The Token Response Type

The default response_type is code. There are other response types in OAuth 2. Let’s try token:

>>> uri, state = session.authorization_url(authorize_url, response_type='token')

When authorization is granted, the response url would be something like:


Fetch access token from the fragment with OAuth2Session.fetch_access_token():

>>> token = session.fetch_access_token(authorization_response=authorization_response)
>>> # if you don't specify access token endpoint, it will fetch from fragment.


GitHub doesn’t support token response type, try with other services.

Access Protected Resources

Now you can access the protected resources. If you re-use the session, you don’t need to do anything:

>>> account_url = 'https://api.github.com/user'
>>> resp = session.get(account_url)
<Response [200]>
>>> resp.json()

The above is not the real flow, just like what we did in Fetch Access Token, we need to create another session ourselves:

>>> token = restore_access_token_from_database()
>>> session = OAuth2Session(client_key, client_secret, token=token)
>>> account_url = 'https://api.github.com/user'
>>> resp = session.get(account_url)

Compliance Fix for non Standard

There are services that claimed they are providing OAuth API, but with a little differences. Some services even return with the wrong Content Type. Compliance hooks are provided to solve those problems:

  • access_token_response: invoked before token parsing.
  • refresh_token_response: invoked before refresh token parsing.
  • protected_request: invoked before making a request.

For instance, linkedin is using a oauth2_access_token parameter in query string to protect users’ resources, let’s fix it:

from authlib.common.urls import add_params_to_uri

def _non_compliant_param_name(url, headers, data):
    access_token = session.token.get('access_token')
    token = [('oauth2_access_token', access_token)]
    url = add_params_to_uri(url, token)
    return url, headers, data


If you find a non standard OAuth 2 services, and you can’t fix it. Please report it in GitHub issues.

OAuth 2 OpenID Connect

For services that support OpenID Connect, if a scope of openid is provided, the authorization server will return a value of id_token in response:

>>> from authlib.client import OAuth2Session
>>> client_id = 'Your Google client ID'
>>> client_secret = 'Your Google client secret'
>>> scope = 'openid email profile'
>>> session = OAuth2Session(client_id, client_secret, scope=scope)

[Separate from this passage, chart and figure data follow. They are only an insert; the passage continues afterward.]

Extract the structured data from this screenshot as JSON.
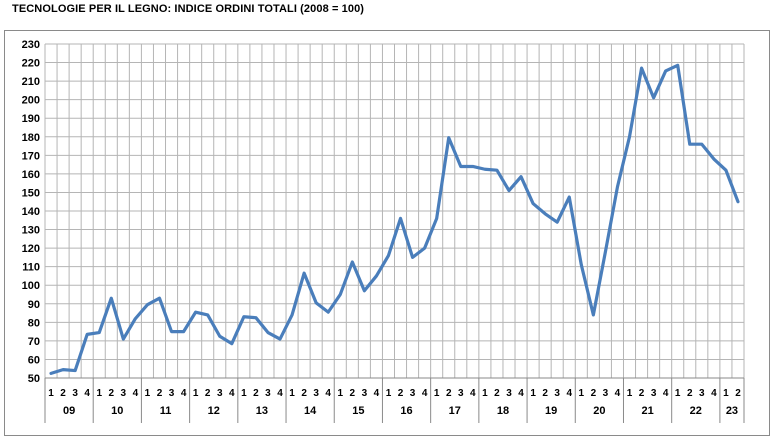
{
  "chart_data": {
    "type": "line",
    "title": "TECNOLOGIE PER IL LEGNO: INDICE ORDINI TOTALI (2008 = 100)",
    "xlabel": "",
    "ylabel": "",
    "ylim": [
      50,
      230
    ],
    "ytick_step": 10,
    "grid": true,
    "legend": "none",
    "color": "#4a7ebb",
    "quarters": [
      "1",
      "2",
      "3",
      "4"
    ],
    "years": [
      "09",
      "10",
      "11",
      "12",
      "13",
      "14",
      "15",
      "16",
      "17",
      "18",
      "19",
      "20",
      "21",
      "22",
      "23"
    ],
    "quarters_last_year": [
      "1",
      "2"
    ],
    "series": [
      {
        "values": [
          52.5,
          54.5,
          54,
          73.5,
          74.5,
          93,
          71,
          82,
          89.5,
          93,
          75,
          75,
          85.5,
          84,
          72.5,
          68.5,
          83,
          82.5,
          74.5,
          71,
          84,
          106.5,
          90.5,
          85.5,
          95,
          112.5,
          97,
          105,
          116,
          136,
          115,
          120,
          136,
          179.5,
          164,
          164,
          162.5,
          162,
          151,
          158.5,
          144,
          138.5,
          134,
          147.5,
          111,
          84,
          118,
          153,
          180,
          217,
          201,
          215.5,
          218.5,
          176,
          176,
          168,
          162,
          145
        ]
      }
    ]
  }
}
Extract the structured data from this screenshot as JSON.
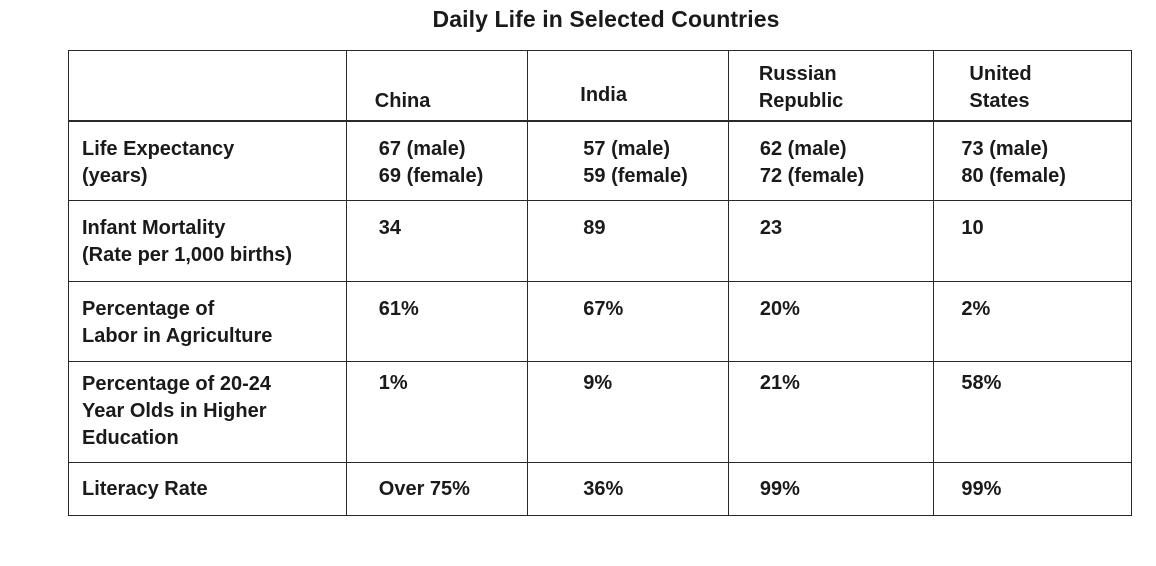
{
  "title": "Daily Life in Selected Countries",
  "columns": [
    "China",
    "India",
    [
      "Russian",
      "Republic"
    ],
    [
      "United",
      "States"
    ]
  ],
  "header": {
    "china": "China",
    "india": "India",
    "russia_line1": "Russian",
    "russia_line2": "Republic",
    "us_line1": "United",
    "us_line2": "States"
  },
  "rows": {
    "life": {
      "label_line1": "Life Expectancy",
      "label_line2": "(years)",
      "china": [
        "67 (male)",
        "69 (female)"
      ],
      "india": [
        "57 (male)",
        "59 (female)"
      ],
      "russia": [
        "62 (male)",
        "72 (female)"
      ],
      "us": [
        "73 (male)",
        "80 (female)"
      ]
    },
    "infant": {
      "label_line1": "Infant Mortality",
      "label_line2": "(Rate per 1,000 births)",
      "china": "34",
      "india": "89",
      "russia": "23",
      "us": "10"
    },
    "agri": {
      "label_line1": "Percentage of",
      "label_line2": "Labor in Agriculture",
      "china": "61%",
      "india": "67%",
      "russia": "20%",
      "us": "2%"
    },
    "edu": {
      "label_line1": "Percentage of 20-24",
      "label_line2": "Year Olds in Higher",
      "label_line3": "Education",
      "china": "1%",
      "india": "9%",
      "russia": "21%",
      "us": "58%"
    },
    "literacy": {
      "label_line1": "Literacy Rate",
      "china": "Over 75%",
      "india": "36%",
      "russia": "99%",
      "us": "99%"
    }
  }
}
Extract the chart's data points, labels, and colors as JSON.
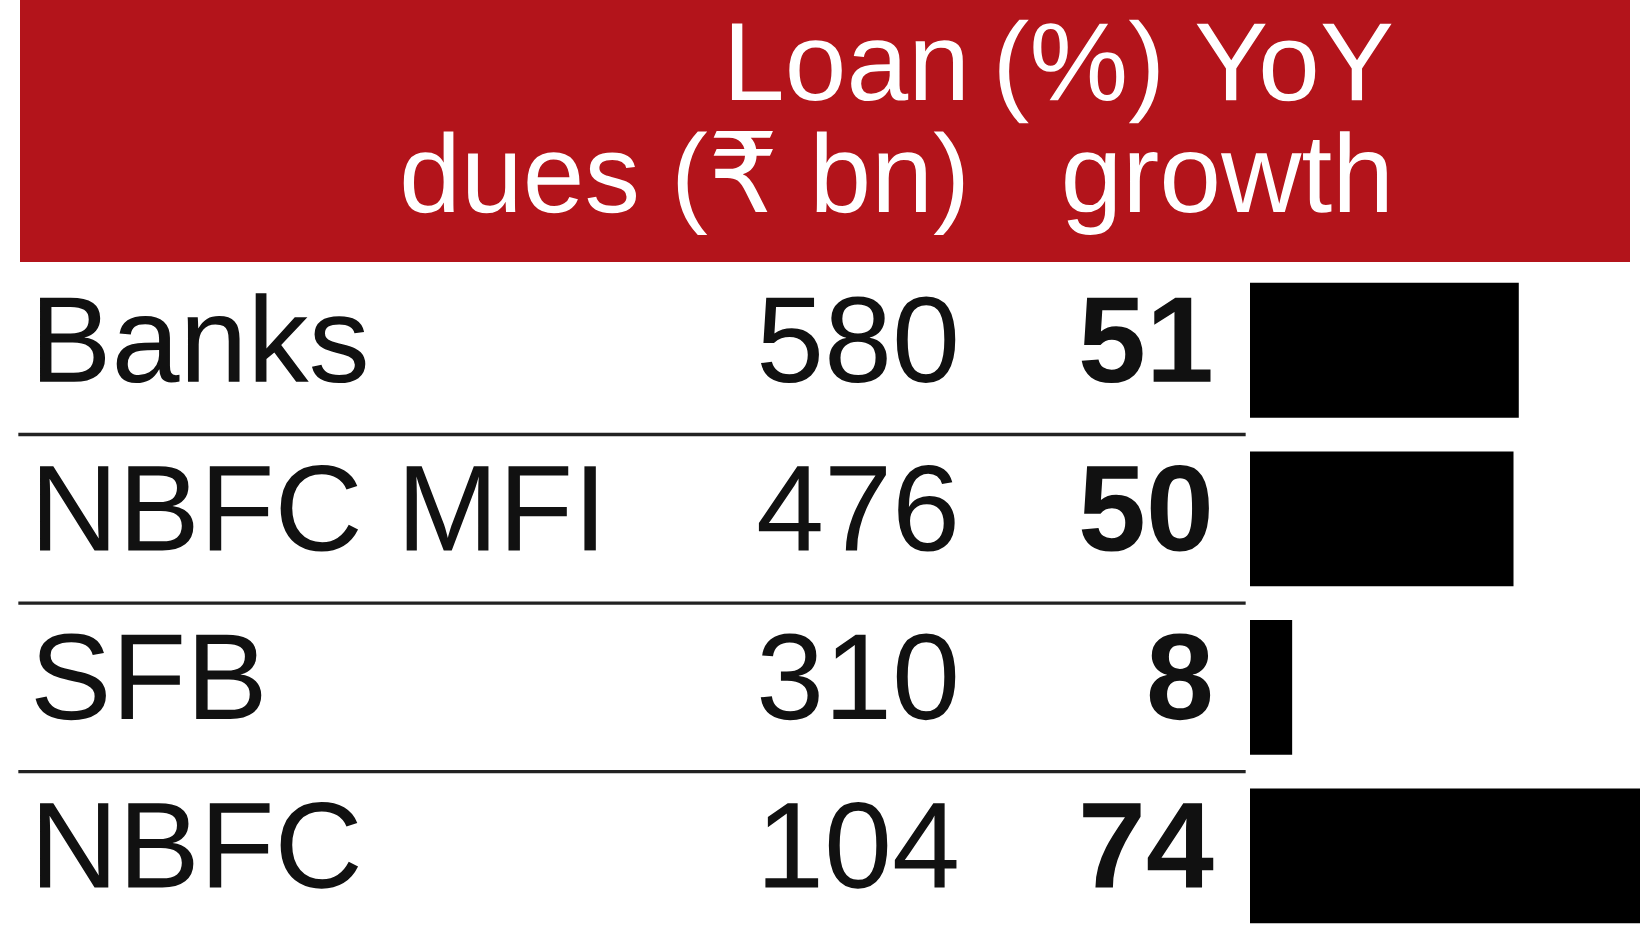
{
  "chart_data": [
    {
      "type": "other",
      "title": "Loan\ndues (₹ bn)",
      "categories": [
        "Banks",
        "NBFC MFI",
        "SFB",
        "NBFC"
      ],
      "values": [
        580,
        476,
        310,
        104
      ],
      "data_labels": true
    },
    {
      "type": "bar",
      "orientation": "horizontal",
      "title": "(%) YoY\ngrowth",
      "categories": [
        null,
        null,
        null,
        null
      ],
      "values": [
        51,
        50,
        8,
        74
      ],
      "color": "#000000",
      "data_labels": true
    }
  ]
}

At the last step of session.fetch_access_token, the return value contains a id_token:

>>> resp = session.fetch_access_token(...)
>>> print(resp['id_token'])

This id_token is a JWS text, it can not be used unless it is parsed. Authlib has provided tools for parsing and validating OpenID Connect id_token:

>>> from authlib.specs.oidc import parse_id_token, validate_id_token
>>> # GET keys from https://www.googleapis.com/oauth2/v3/certs
>>> token, header = parse_id_token(resp['id_token'], keys)
>>> validate_id_token(token, header=header, response_type='code', ...)

It can also be completed by one step with verify_id_token().


To use OpenID Connect, you need to install Authlib with RSA:

$ pip install Authlib[crypto]

There is a built-in Google app which supports OpenID Connect, checkout the source code in authlib.clients.apps.google.